Nagios - Hosts and Services

Nagios 是用于监控 IT 基础架构中运行的主机和服务的最流行的工具。主机和服务配置是 Nagios Core 的构建块。

Nagios is the most popular tool which is used to monitor hosts and services running in your IT infrastructure. Hosts and service configurations are the building blocks of Nagios Core.

  1. Host is just like a computer; it can be a physical device or virtual.

  2. Services are those which are used by Nagios to check something about a host.

你可以在 Nagios 的服务器目录内创建一个主机文件,并提及主机和服务定义。例如:

You can create a host file inside the server directory of Nagios and mention the host and service definitions. For example −

sudo gedit /usr/local/nagios/etc/servers/ubuntu_host.cfg

===

define host {
   use linux-server
   host_name ubuntu_host
   alias Ubuntu Host
   address 192.168.1.10
   register 1
}
define service {
   host_name ubuntu_host
   service_description PING
   check_command check_ping!100.0,20%!500.0,60%
   max_check_attempts 2
   check_interval 2
   retry_interval 2
   check_period 24x7
   check_freshness 1
   contact_groups admins
   notification_interval 2
   notification_period 24x7
   notifications_enabled 1
   register 1
}

上面的定义添加了一个名为 ubuntu_host 的主机并定义将在该主机上运行的服务。重新启动 Nagios 时,Nagios 将开始监视此主机,并运行指定的服务。

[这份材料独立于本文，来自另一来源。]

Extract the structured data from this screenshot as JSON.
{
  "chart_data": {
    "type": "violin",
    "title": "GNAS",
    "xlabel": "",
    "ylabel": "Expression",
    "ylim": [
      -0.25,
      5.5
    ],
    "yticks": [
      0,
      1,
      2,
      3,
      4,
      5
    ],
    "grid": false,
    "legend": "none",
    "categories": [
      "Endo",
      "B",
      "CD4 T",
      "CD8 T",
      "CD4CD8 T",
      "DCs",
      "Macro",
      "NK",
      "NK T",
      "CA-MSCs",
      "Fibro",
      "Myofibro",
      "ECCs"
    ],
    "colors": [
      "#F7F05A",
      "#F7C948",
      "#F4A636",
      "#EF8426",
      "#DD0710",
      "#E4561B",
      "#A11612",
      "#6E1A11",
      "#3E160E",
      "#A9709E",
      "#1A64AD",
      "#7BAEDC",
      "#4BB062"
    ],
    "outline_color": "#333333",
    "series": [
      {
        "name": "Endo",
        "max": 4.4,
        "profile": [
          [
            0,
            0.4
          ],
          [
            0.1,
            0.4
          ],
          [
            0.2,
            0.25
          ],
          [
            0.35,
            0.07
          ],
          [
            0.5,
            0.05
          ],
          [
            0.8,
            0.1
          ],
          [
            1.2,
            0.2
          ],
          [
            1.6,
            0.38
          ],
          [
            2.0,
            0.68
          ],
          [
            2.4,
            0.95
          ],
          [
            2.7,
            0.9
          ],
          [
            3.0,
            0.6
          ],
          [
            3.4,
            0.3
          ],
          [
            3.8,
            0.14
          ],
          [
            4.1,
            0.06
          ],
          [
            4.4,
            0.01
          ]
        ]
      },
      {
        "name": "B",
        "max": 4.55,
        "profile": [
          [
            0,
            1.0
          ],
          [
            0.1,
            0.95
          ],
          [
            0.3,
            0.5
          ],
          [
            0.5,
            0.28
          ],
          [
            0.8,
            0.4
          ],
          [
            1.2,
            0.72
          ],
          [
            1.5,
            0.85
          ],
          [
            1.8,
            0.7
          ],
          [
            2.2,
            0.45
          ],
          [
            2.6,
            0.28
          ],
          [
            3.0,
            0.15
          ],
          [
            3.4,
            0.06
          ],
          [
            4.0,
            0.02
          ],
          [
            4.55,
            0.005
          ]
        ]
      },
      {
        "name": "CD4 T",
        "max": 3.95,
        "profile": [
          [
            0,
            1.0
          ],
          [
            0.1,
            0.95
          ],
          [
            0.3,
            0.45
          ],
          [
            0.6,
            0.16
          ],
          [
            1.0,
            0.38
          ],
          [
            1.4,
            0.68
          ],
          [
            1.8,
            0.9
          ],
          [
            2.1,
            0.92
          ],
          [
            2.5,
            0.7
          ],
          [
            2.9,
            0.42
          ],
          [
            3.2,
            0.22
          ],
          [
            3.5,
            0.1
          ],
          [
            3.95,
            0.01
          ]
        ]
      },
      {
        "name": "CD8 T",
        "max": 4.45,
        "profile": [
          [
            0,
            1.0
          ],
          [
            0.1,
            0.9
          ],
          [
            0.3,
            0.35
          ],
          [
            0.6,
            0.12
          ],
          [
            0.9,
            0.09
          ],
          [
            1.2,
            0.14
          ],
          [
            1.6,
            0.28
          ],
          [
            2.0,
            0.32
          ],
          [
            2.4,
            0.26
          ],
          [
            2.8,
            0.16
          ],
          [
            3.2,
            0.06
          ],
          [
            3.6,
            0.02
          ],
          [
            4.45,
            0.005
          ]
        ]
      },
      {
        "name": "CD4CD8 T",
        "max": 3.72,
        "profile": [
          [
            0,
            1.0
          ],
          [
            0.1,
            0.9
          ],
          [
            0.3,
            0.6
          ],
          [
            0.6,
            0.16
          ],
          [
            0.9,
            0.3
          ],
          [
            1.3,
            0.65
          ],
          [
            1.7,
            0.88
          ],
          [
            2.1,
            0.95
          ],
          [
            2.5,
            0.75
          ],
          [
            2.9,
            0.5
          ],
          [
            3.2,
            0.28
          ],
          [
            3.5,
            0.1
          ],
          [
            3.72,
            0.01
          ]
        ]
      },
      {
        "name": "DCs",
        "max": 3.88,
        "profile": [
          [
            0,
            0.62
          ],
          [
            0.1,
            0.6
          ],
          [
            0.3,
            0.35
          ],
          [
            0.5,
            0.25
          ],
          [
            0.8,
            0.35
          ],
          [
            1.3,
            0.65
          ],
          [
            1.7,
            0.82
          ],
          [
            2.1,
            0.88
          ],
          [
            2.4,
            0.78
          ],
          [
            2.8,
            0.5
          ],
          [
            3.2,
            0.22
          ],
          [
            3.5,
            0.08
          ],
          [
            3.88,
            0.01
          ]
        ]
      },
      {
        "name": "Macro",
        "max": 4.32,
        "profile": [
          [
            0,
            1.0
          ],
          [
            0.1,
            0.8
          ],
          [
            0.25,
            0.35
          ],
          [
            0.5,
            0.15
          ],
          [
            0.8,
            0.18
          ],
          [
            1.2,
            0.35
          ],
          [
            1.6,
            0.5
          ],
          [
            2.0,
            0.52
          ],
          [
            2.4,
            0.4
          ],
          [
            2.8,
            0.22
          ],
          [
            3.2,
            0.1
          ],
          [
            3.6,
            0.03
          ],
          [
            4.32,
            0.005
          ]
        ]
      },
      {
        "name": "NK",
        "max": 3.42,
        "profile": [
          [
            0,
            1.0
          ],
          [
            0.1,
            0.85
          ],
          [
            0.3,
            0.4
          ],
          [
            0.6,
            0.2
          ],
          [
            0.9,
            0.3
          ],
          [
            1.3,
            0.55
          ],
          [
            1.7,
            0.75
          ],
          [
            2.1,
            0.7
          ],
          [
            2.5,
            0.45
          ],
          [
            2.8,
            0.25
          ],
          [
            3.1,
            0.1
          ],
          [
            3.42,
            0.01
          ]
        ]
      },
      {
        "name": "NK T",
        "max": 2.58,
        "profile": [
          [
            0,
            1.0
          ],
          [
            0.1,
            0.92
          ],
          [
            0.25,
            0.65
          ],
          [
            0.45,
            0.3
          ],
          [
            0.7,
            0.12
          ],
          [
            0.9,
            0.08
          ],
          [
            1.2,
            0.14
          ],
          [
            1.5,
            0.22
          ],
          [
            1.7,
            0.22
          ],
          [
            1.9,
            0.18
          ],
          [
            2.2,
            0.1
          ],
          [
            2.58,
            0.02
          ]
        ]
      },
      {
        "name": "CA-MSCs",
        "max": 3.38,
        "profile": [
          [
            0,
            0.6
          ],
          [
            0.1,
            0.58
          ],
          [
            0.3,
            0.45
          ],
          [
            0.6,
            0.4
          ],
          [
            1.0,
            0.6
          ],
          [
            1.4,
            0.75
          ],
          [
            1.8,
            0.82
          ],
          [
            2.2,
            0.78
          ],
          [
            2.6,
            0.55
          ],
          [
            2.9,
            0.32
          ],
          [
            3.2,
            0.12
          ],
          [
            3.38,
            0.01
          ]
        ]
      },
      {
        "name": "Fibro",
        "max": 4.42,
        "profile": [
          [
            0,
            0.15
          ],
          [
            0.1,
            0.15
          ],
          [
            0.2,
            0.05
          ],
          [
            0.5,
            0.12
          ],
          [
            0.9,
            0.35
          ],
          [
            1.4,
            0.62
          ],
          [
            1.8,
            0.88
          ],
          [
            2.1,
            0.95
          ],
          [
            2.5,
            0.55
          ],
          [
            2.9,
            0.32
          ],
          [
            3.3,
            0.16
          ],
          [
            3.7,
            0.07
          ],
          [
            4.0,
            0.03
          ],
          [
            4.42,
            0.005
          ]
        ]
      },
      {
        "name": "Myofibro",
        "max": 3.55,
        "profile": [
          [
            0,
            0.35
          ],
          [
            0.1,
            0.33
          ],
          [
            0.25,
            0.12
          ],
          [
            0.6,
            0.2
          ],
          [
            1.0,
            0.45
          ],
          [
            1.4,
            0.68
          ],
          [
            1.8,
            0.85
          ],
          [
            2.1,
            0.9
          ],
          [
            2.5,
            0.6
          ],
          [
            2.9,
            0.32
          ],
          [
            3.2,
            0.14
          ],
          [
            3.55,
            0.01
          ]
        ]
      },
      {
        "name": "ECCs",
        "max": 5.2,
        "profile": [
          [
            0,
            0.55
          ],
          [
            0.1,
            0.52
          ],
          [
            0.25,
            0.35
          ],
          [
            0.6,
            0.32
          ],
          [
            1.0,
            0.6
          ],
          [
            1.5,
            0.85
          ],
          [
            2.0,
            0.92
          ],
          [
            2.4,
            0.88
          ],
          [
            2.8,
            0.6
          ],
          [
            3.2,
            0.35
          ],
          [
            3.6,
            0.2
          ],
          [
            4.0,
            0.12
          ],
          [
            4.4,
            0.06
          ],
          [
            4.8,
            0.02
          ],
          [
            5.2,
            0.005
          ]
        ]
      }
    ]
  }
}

The above definitions add a host called ubuntu_host and defines the services which will run on this host. When you restart the Nagios, this host will start getting monitored by Nagios and the specified services will run.

Nagios 中还有更多服务,可用于监控正在运行的主机上的几乎所有内容。

There are many more services in Nagios which can be used to monitor pretty much anything on the running host.

Nagios - Commands

命令定义定义了一个命令。命令包括服务检查、服务通知、服务事件处理程序、主机检查、主机通知和主机事件处理程序。Nagios 的命令定义在 commands.cfg 文件中定义。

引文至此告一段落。